Sans attendre son adoption au niveau européen, la France va prélever une taxe sur le chiffre d’affaires des Gafa (Google, Apple, Facebook, Amazon, etc…). Le gouvernement compte sur ces recettes pour financer en partie les mesures sociales annoncées en réponse à la colère des «gilets jaunes».

En discussion depuis plusieurs mois, le projet d’une «taxe Gafa», se concrétise enfin. Si les négociations européennes peinent encore à trouver une issue concernant l’harmonisation du traitement fiscal des géants du numérique que sont les entreprises comme Google, Apple, Facebook, Amazon, etc, la France a décidé de ne plus attendre. Le ministre français de l’Économie et des Finances, Bruno Le Maire, l’a confirmé ce lundi: l’Hexagone commencera à prélever la taxe sur les Gafa à compter du 1er janvier prochain. Jeudi dernier, il avait déjà laissé entendre que le gouvernement appliquerait cette taxe en France dès l’année prochaine, «en cas d’échec des négociations» au niveau européen.

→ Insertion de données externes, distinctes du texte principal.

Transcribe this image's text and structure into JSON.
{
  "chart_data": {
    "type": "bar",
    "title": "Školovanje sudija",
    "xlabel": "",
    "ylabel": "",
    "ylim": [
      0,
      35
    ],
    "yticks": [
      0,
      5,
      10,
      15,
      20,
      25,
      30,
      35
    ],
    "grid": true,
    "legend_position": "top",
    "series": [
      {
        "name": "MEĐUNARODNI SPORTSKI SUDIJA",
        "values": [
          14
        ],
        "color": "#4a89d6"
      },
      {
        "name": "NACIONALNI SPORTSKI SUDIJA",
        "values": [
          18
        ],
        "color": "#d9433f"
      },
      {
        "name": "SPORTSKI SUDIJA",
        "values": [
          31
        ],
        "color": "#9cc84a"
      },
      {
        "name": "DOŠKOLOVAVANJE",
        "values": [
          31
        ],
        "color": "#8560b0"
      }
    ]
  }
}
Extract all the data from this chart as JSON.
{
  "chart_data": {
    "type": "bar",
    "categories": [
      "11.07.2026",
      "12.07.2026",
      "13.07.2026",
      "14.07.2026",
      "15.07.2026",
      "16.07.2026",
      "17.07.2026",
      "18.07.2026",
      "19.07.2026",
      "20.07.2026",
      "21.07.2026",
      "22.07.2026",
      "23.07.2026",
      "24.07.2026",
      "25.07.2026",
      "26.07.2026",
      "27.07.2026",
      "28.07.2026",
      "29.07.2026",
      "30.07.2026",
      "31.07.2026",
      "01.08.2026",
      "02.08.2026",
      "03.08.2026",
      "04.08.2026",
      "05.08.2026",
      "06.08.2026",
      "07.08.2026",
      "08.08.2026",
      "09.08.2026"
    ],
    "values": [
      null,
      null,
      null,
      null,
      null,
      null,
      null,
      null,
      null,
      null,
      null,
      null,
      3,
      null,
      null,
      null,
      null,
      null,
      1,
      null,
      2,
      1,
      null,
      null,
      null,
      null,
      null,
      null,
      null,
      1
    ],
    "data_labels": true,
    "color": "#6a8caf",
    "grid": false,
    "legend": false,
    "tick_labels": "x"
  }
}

«La taxe s’appliquera en tout état de cause au 1er janvier 2019 et elle portera donc sur l’ensemble de l’année 2019 pour un montant que nous évaluons à 500 millions d’euros», a affirmé Bruno Le Maire, lors d’une conférence de presse à Paris. Cette mesure «pourrait être introduite dans la loi Pacte», approuvée en première lecture à l’Assemblée nationale et qui devrait être soumise au Sénat en début d’année prochaine. Le ministre a toutefois précisé que cette taxe sur les géants du numérique, qui paient en moyenne 9 % d’impôt en Europe, là où les entreprises traditionnelles paient 23 %, ne se limitera pas au chiffre d’affaires prévu dans la directive européenne. Celle-ci s’étendra également «aux revenus publicitaires, aux plateformes et à la revente de données personnelles».

Pour financer en partie les mesures sociales

«Les grandes entreprises qui font des profits [en France] doivent y payer l’impôt, c’est la simple justice» avait déclaré Emmanuel Macron lors de son allocution du lundi 10 décembre en réponse à la crise des «gilets jaunes», donnant ainsi son feu vert à la potentielle taxation de ces géants du numérique. Le gouvernement français compte en effet sur cette taxe pour financer en partie les mesures sociales annoncées il y a une semaine par le président de la République, dont le coût est estimé à environ 10 milliards d’euros.

Sur ce dossier, Bruno Le Maire n’a pas baissé les bras et espère toujours que la nouvelle taxe sera adoptée par les 27 pays de l’union européenne d’ici au mois de mars. «Notre détermination à obtenir avant le mois de mars 2019 une décision européenne à l’unanimité sur une directive est totale», a-t-il assuré, précisant s’être entretenu récemment au téléphone avec le ministre allemand des Finances Olaf Scholz. «Nous allons engager des démarches avec mon homologue allemand pour convaincre les quelques États qui restent opposés à cette taxation du numérique au niveau européen», a-t-il affirmé. «J’espère que l’Europe sera à la hauteur de ses ambitions et de ses valeurs», a-t-il ajouté.

D’autres pays sur la même voie

En Europe, la France n’est pas la seule à perdre patience. L’Espagne et la Grande-Bretagne, qui ont déjà annoncé chacune un projet, ont réaffirmé leur intention de le mettre en œuvre sans attendre un accord européen. Quant au ministre italien de l’Économie, Giovanni Tria, il a déclaré que son pays agirait de son côté si l’UE était incapable de parvenir à un compromis avant la fin de cette année. Hors Europe, des initiatives pour taxer les Gafa et d’autres géants du numérique ont aussi été mises en place, en Inde et à Singapour notamment.